The remaining objections to the evidence can be dealt with quite shortly. Remaining with Mr Williamson's affidavit, objection was taken to par 11 and that was conceded by the plaintiff. Paragraph 11 of Mr Williamson's affidavit will be struck out.
In relation to the affidavit of Marco Luigi Taddei, sworn 31 August 2001, objection was taken to the fourth sentence of par 15. The words in that sentence after the word "meeting" should be struck out. Objection was taken to the first sentence in par 17 and that was struck out without objection by the defendant. Otherwise Mr Taddei's affidavit will be admitted into evidence.
Turning to the affidavit of Paolo Pietro Antonelli, sworn 12 September 2001, the prefix "sub" which appears as the last word in the fourth line of the second paragraph will be struck out, as will the second sentence in par 4. Both these matters were conceded by counsel for the defendant. Counsel also conceded that the second and third sentences of par 8 should be struck out. I am satisfied that the rest of the affidavit can stand.
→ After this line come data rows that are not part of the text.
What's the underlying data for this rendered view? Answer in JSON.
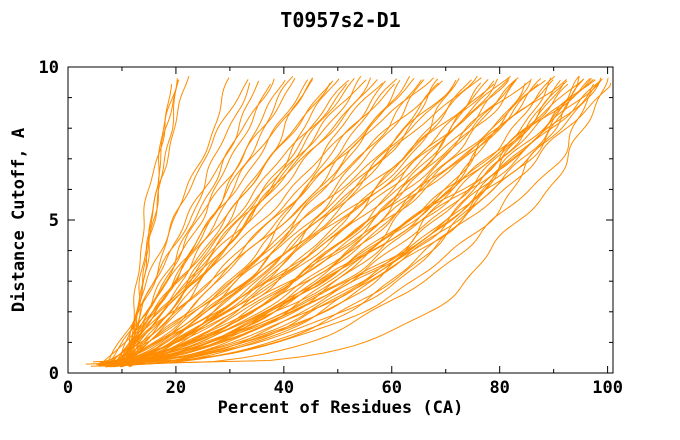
{
  "chart_data": {
    "type": "line",
    "title": "T0957s2-D1",
    "xlabel": "Percent of Residues (CA)",
    "ylabel": "Distance Cutoff, A",
    "xlim": [
      0,
      101
    ],
    "ylim": [
      0,
      10
    ],
    "x_major_ticks": [
      0,
      20,
      40,
      60,
      80,
      100
    ],
    "x_minor_step": 10,
    "y_major_ticks": [
      0,
      5,
      10
    ],
    "y_minor_step": 1,
    "grid": false,
    "legend": "none",
    "line_color": "#ff8c00",
    "axis_color": "#000000",
    "background_color": "#ffffff",
    "series_note": "~86 unlabeled per-model accuracy curves, all drawn in the same orange: x = percent of CA residues fitting under distance cutoff y (Angstroms). Each curve is estimated from the plot as [x_at_bottom(y~0.3), x_at_top(y~9.7), shape_exponent]; x(y) = s + (e-s)*((y-y0)/(ytop-y0))^p with small wander.",
    "curves": [
      [
        11.0,
        19.2,
        1.3
      ],
      [
        11.8,
        20.0,
        1.25
      ],
      [
        12.4,
        20.8,
        1.35
      ],
      [
        11.4,
        21.8,
        1.22
      ],
      [
        12.0,
        20.4,
        1.28
      ],
      [
        10.0,
        30.5,
        1.1
      ],
      [
        9.5,
        33.0,
        1.15
      ],
      [
        8.0,
        34.5,
        0.95
      ],
      [
        9.2,
        36.0,
        1.05
      ],
      [
        7.5,
        37.5,
        0.9
      ],
      [
        10.5,
        38.5,
        1.1
      ],
      [
        8.8,
        40.0,
        0.98
      ],
      [
        7.0,
        41.5,
        0.85
      ],
      [
        9.8,
        42.5,
        1.02
      ],
      [
        8.2,
        44.0,
        0.92
      ],
      [
        10.2,
        45.5,
        1.08
      ],
      [
        7.8,
        46.5,
        0.88
      ],
      [
        9.0,
        48.0,
        0.96
      ],
      [
        8.5,
        49.5,
        1.0
      ],
      [
        7.2,
        50.5,
        0.84
      ],
      [
        10.8,
        51.5,
        1.06
      ],
      [
        8.0,
        52.5,
        0.9
      ],
      [
        9.5,
        53.5,
        0.97
      ],
      [
        7.6,
        54.5,
        0.86
      ],
      [
        11.2,
        55.5,
        1.04
      ],
      [
        8.4,
        56.5,
        0.93
      ],
      [
        9.1,
        57.5,
        0.99
      ],
      [
        6.8,
        58.5,
        0.78
      ],
      [
        9.4,
        59.5,
        0.92
      ],
      [
        7.4,
        60.5,
        0.7
      ],
      [
        10.0,
        61.5,
        0.95
      ],
      [
        8.6,
        62.5,
        0.82
      ],
      [
        6.5,
        63.5,
        0.66
      ],
      [
        9.7,
        64.5,
        0.88
      ],
      [
        7.9,
        65.5,
        0.74
      ],
      [
        10.4,
        66.5,
        0.9
      ],
      [
        8.1,
        67.5,
        0.72
      ],
      [
        6.9,
        68.5,
        0.62
      ],
      [
        9.3,
        69.5,
        0.85
      ],
      [
        7.7,
        70.5,
        0.68
      ],
      [
        10.6,
        71.5,
        0.87
      ],
      [
        8.3,
        72.5,
        0.73
      ],
      [
        6.6,
        73.5,
        0.58
      ],
      [
        9.6,
        74.5,
        0.8
      ],
      [
        7.3,
        75.5,
        0.64
      ],
      [
        10.1,
        76.5,
        0.83
      ],
      [
        8.7,
        77.5,
        0.7
      ],
      [
        6.4,
        78.5,
        0.55
      ],
      [
        9.9,
        79.2,
        0.78
      ],
      [
        7.1,
        79.8,
        0.61
      ],
      [
        8.9,
        80.4,
        0.75
      ],
      [
        10.3,
        81.0,
        0.81
      ],
      [
        6.7,
        81.6,
        0.57
      ],
      [
        9.0,
        82.2,
        0.72
      ],
      [
        7.5,
        82.8,
        0.63
      ],
      [
        6.2,
        83.5,
        0.52
      ],
      [
        8.8,
        84.2,
        0.68
      ],
      [
        7.0,
        85.0,
        0.56
      ],
      [
        9.2,
        85.8,
        0.72
      ],
      [
        5.8,
        86.5,
        0.48
      ],
      [
        8.4,
        87.2,
        0.64
      ],
      [
        6.8,
        88.0,
        0.53
      ],
      [
        9.5,
        88.8,
        0.7
      ],
      [
        5.6,
        89.5,
        0.45
      ],
      [
        8.0,
        90.2,
        0.6
      ],
      [
        7.2,
        91.0,
        0.55
      ],
      [
        9.8,
        91.8,
        0.74
      ],
      [
        5.4,
        92.5,
        0.42
      ],
      [
        8.6,
        93.2,
        0.62
      ],
      [
        6.6,
        94.0,
        0.5
      ],
      [
        9.1,
        94.8,
        0.66
      ],
      [
        5.2,
        95.5,
        0.4
      ],
      [
        7.8,
        96.2,
        0.58
      ],
      [
        6.4,
        97.0,
        0.47
      ],
      [
        8.2,
        97.8,
        0.61
      ],
      [
        5.0,
        98.5,
        0.38
      ],
      [
        7.6,
        99.0,
        0.54
      ],
      [
        6.0,
        99.5,
        0.44
      ],
      [
        8.5,
        99.8,
        0.59
      ],
      [
        4.8,
        100.0,
        0.35
      ],
      [
        7.4,
        96.8,
        0.51
      ],
      [
        6.1,
        92.8,
        0.46
      ],
      [
        9.4,
        97.4,
        0.69
      ],
      [
        5.5,
        94.4,
        0.41
      ],
      [
        8.1,
        98.2,
        0.57
      ],
      [
        7.0,
        99.5,
        0.26
      ]
    ]
  }
}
It is true that Mr Antonelli offers his subjective view in relation to a number of matters. Whether or not this evidence is relevant is a matter which can be determined in the context of the hearing. If it is not, it will be put to one side. However, as the affidavit is framed, I am satisfied that apart from the paragraphs I have mentioned, it should stand.
Objection was then taken to certain paragraphs of the affidavit of Mr Taddei sworn 10 December 2001. Objection was taken to par 1 and the deponent's explanation of the whereabouts of Mr Baumgartel. I am satisfied that this material is unexceptional. The evidence merely indicates what has become of Mr Baumgartel and is not, as I read it, in any sense attempting to say what his evidence might have been. Certain other objections were taken to various paragraphs of this affidavit, but after clarification, those objections were withdrawn. However, the final sentence of par 6 is, I think, irrelevant and ought be struck out.
Finally, there is the affidavit sworn by Michael Charles Hotchkin on 11 December 2001. Objection is taken to par 6 of that affidavit and to the inclusion of exhibits "MCH5" through to "MCH10". It is said that the paragraph is hearsay and that on the final hearing of an application such as this, statements of information and belief are not permitted. In my view the objection is properly taken. It can easily be cured by having an affidavit sworn by Ms Robyn Amey and no objection could be raised to such an affidavit being admitted into evidence. The objection is technical.
Once objections were raised to the contents of affidavits, particularly that of Mr Williamson, a ruling was needed before the action could proceed. It now stands part‑heard. Consequent upon the publication of these reasons, one or other of the parties may seek leave to file further affidavit evidence. I will hear the parties as to the need for further programming orders.